Auch wenn er nicht alle Gebote der Kirche Wort für Wort befolgte. Nicht einmal, als er den roten Hut erhalten hatte und Kardinal geworden war. Wenn er sich von seinem Herz leiten ließ und um Gottes Segen bat, sage ich nur so viel, dass man in Rom und anderswo geheime Kammern unter der Erde mit Bildern eines jungen Kriegsgotts findet, der angeblich Wunder bewirkte, von einer jungfräulichen Mutter geboren wurde und in einem goldenen Streitwagen zum Himmel aufgefahren ist. Ich habe nie gehört, dass Cesare seinen Namen nannte, aber ich bin sicher, dass er einen Platz in seinem Herzen hatte.
    Wir bewegten uns in einem kleinen Lichtkreis, während uns von allen Seiten undurchdringliche Dunkelheit einschloss. Gott sei Dank brannten unsere Fackeln nach wie vor hell. Obwohl wir uns tief unter der Erde befanden, fühlte ich eine kaum wahrnehmbare Bewegung auf meinem Gesicht. Vermutlich führten irgendwo Öffnungen nach oben.
    Soweit ich erkennen konnte, war der Boden mit einer dicken Staubschicht bedeckt. Überall waren Spuren, vielleicht war auch Morozzi vor kurzem hier unten gewesen.
    Plötzlich verbreiterte sich der Gang, und wir erreichten einen größeren Raum, dessen Ausmaße wir im Licht der Fackeln nicht erkennen konnten. Zu beiden Seiten verliefen die Wände in einem Bogen, und im Gegensatz zu dem Steinboden im Gang bestand der Untergrund hier aus gestampftem Lehm. An einer Seite waren sogar Reste mehrerer stufig nach oben verlaufender Sitzreihen zu erkennen, die an der zugemauerten Decke abrupt endeten.
    Nach diesem Raum gelangten wir wieder in einen Gang mit steinernem Untergrund, der sich jedoch nach wenigen
Schritten plötzlich teilte. Der eine Weg führte geradeaus, der andere bog scharf nach rechts ab. Cesare blieb stehen und runzelte die Stirn.

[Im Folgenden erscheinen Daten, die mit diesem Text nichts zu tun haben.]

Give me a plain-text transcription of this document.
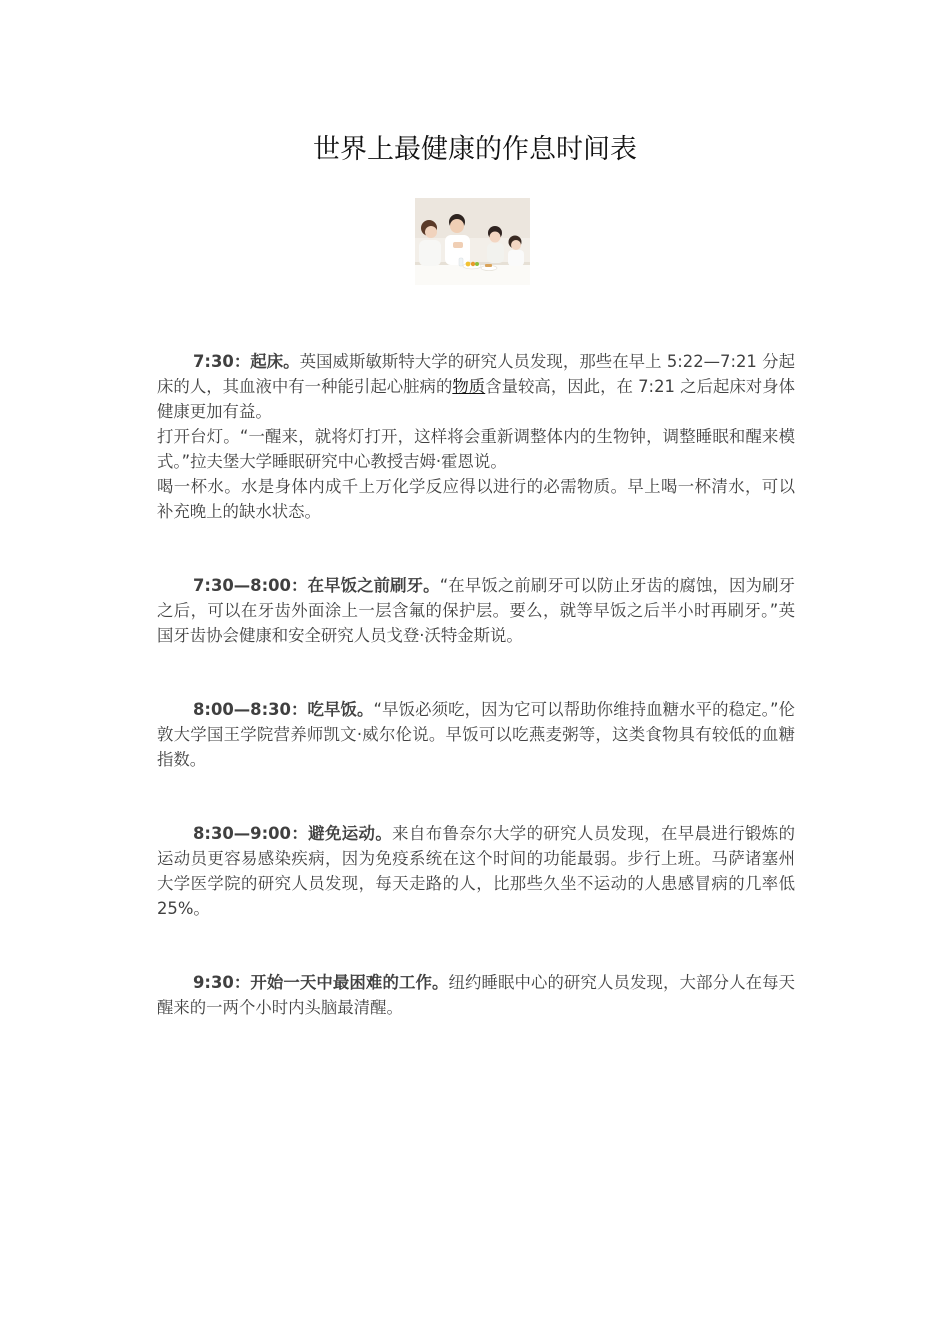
世界上最健康的作息时间表

7:30：起床。英国威斯敏斯特大学的研究人员发现，那些在早上 5:22—7:21 分起床的人，其血液中有一种能引起心脏病的物质含量较高，因此，在 7:21 之后起床对身体健康更加有益。

打开台灯。“一醒来，就将灯打开，这样将会重新调整体内的生物钟，调整睡眠和醒来模式。”拉夫堡大学睡眠研究中心教授吉姆·霍恩说。

喝一杯水。水是身体内成千上万化学反应得以进行的必需物质。早上喝一杯清水，可以补充晚上的缺水状态。

7:30—8:00：在早饭之前刷牙。“在早饭之前刷牙可以防止牙齿的腐蚀，因为刷牙之后，可以在牙齿外面涂上一层含氟的保护层。要么，就等早饭之后半小时再刷牙。”英国牙齿协会健康和安全研究人员戈登·沃特金斯说。

8:00—8:30：吃早饭。“早饭必须吃，因为它可以帮助你维持血糖水平的稳定。”伦敦大学国王学院营养师凯文·威尔伦说。早饭可以吃燕麦粥等，这类食物具有较低的血糖指数。

8:30—9:00：避免运动。来自布鲁奈尔大学的研究人员发现，在早晨进行锻炼的运动员更容易感染疾病，因为免疫系统在这个时间的功能最弱。步行上班。马萨诸塞州大学医学院的研究人员发现，每天走路的人，比那些久坐不运动的人患感冒病的几率低 25%。

9:30：开始一天中最困难的工作。纽约睡眠中心的研究人员发现，大部分人在每天醒来的一两个小时内头脑最清醒。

    »Welchen Weg nehmen wir?«
    Er schien nicht wirklich eine Antwort von mir zu erwarten. Ich ging einfach weiter und starrte unverwandt auf den Boden. Spuren entdeckte ich keine, aber dafür winzige Rillen, wie sie vielleicht im Lauf der Zeit durch Luftzug entstanden. Ich ging zurück und nach rechts in den anderen Gang. Sofort sah ich, dass hier erst kürzlich jemand gewesen war.
    »Hier entlang«, sagte ich und deutete nach rechts.
    »Wieso seid Ihr so sicher?«
    Als ich auf die Spuren in der Staubschicht deutete, wurde Cesare verlegen. Sicher wunderte er sich, dass eine so einfache Lösung seinem Auge entgangen war.
    »Mein Vater hat mich gelehrt, immer auf unscheinbare Details zu achten«, sagte ich, um ihn wieder versöhnlich zu stimmen. »Ich denke, dass ihn seine Arbeit zu dieser Genauigkeit zwang.«
    Das war milde ausgedrückt. Gift konnte man nun einmal an den unauffälligsten und gewöhnlichsten Orten verstecken, wo niemand nachsah. Ein Giftkundiger musste mit seiner Suche genau dort beginnen und wissen, was er wo zu erwarten hatte.
    Cesare nickte und ging weiter, aber plötzlich war der Weg durch ein Hindernis versperrt, das auf den ersten Blick wie Schutt aussah. Cesare ergriff eine der Fackeln und ging weiter. Als er zurückkam, lag ein seltsamer Ausdruck auf seinem Gesicht.

    »Da passen wir gerade durch.«
    »Das ist gut …«, begann ich.
    »Aber angenehm wird es nicht.«
    Ohne meine Antwort abzuwarten, wandte er sich an seine Männer.